Spain and Belgium have issued warnings about the consequences of Germany’s huge fiscal stimulus package for the EU single market as the bloc attempts to muster a unified response to soaring energy prices.
The announcement of a €200bn fiscal stimulus package by Germany last week has prompted other EU member states to warn of unfair competitive distortions if individual states, particularly those with deep pockets, pursue large support measures.
Spain’s prime minister Pedro Sánchez said on Wednesday that the single market must not be allowed to “break apart” and that. although Germany’s move was “justified”, it was important to “preserve a balance” to ensure fair competition across the EU.
“Such imbalances in fiscal spending are dangerous” and risked “degrading the European single market because everyone is just doing their own thing”, Belgian prime minister Alexander De Croo said in a separate interview.
Speaking to German newspaper Frankfurter Allgemeine Zeitung before meeting his German counterpart Olaf Scholz, Sánchez highlighted Germany’s long-running dependence on Russian energy, adding: “For this reason, a strong reaction and the deployment of national resources are justified.”
Sánchez is closely aligned with the German chancellor on other energy issues, including the need for more cross-border gas and electricity links.
The warnings echoed strong criticism from Italy’s prime minister Mario Draghi and Hungary’s leader Viktor Orbán. It comes as the European Commission is trying to pull EU capitals together to take common action to support businesses and consumers suffering from high energy prices.
Commission president Ursula von der Leyen told the European parliament on Wednesday that “two things remain paramount: acting in unity and acting in solidarity”.
“We need to protect the fundamentals of our economy, and in particular our single market,” she added.
Von der Leyen was speaking ahead of an informal EU summit in Prague on Friday during which member states will discuss ways to limit punishing increases in energy prices. A growing number of countries have backed the idea of a cap on gas prices, which have a prominent role in driving the cost of electricity given the design of EU power markets.

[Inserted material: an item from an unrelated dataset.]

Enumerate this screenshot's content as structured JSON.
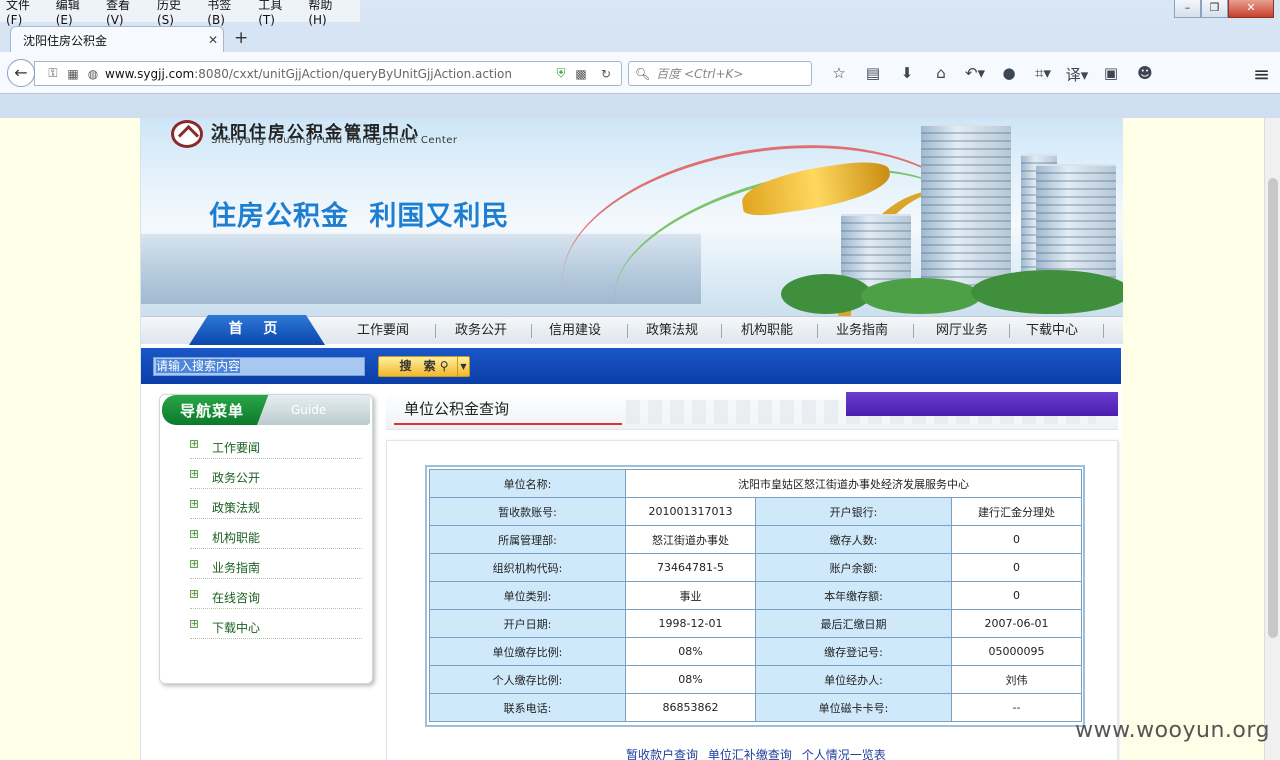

Some diplomats have detected growing momentum behind a model used in Spain and Portugal, under which gas prices are limited by charging more to electricity grid operators.
Von der Leyen said such a measure would “be a first step on the way to a structural reform of the electricity market”, something that the commission has promised to address early next year. In a letter to European leaders later on Wednesday, she added that member states must make deeper cuts to gas demand to get through winter.
A senior EU diplomat said that capping the price of gas used for electricity “is not a valid model for many or even most member states”, while several other diplomats and politicians fear that such a move risks increasing gas consumption by lowering prices at a time when European supplies are acutely tight.
Commission figures show that gas consumption in Spain increased 10.9 per cent in June, the month after its price cap was introduced compared with its five-year average, although the Spanish government has said this was also down to a drop in hydropower during the summer’s drought.
France has indicated support for the “Iberian model”, which it has benefited from by importing cheaper electricity from Spain.
Sánchez, however, took aim at France on Wednesday for frustrating Madrid’s ambitions to build a proposed new gas pipeline, known as MidCat, across the Pyrenees to its northeastern neighbour.
Sánchez recalled that French president Emmanuel Macron had made commitments on power connections in 2018, and said: “We call on the French government to fulfil its obligations now.”
Scholz told the Spanish newspaper El País: “Connecting the Iberian peninsula to the European gas pipeline network would be a very important step for all of us, which is why I promote the construction of MidCat.”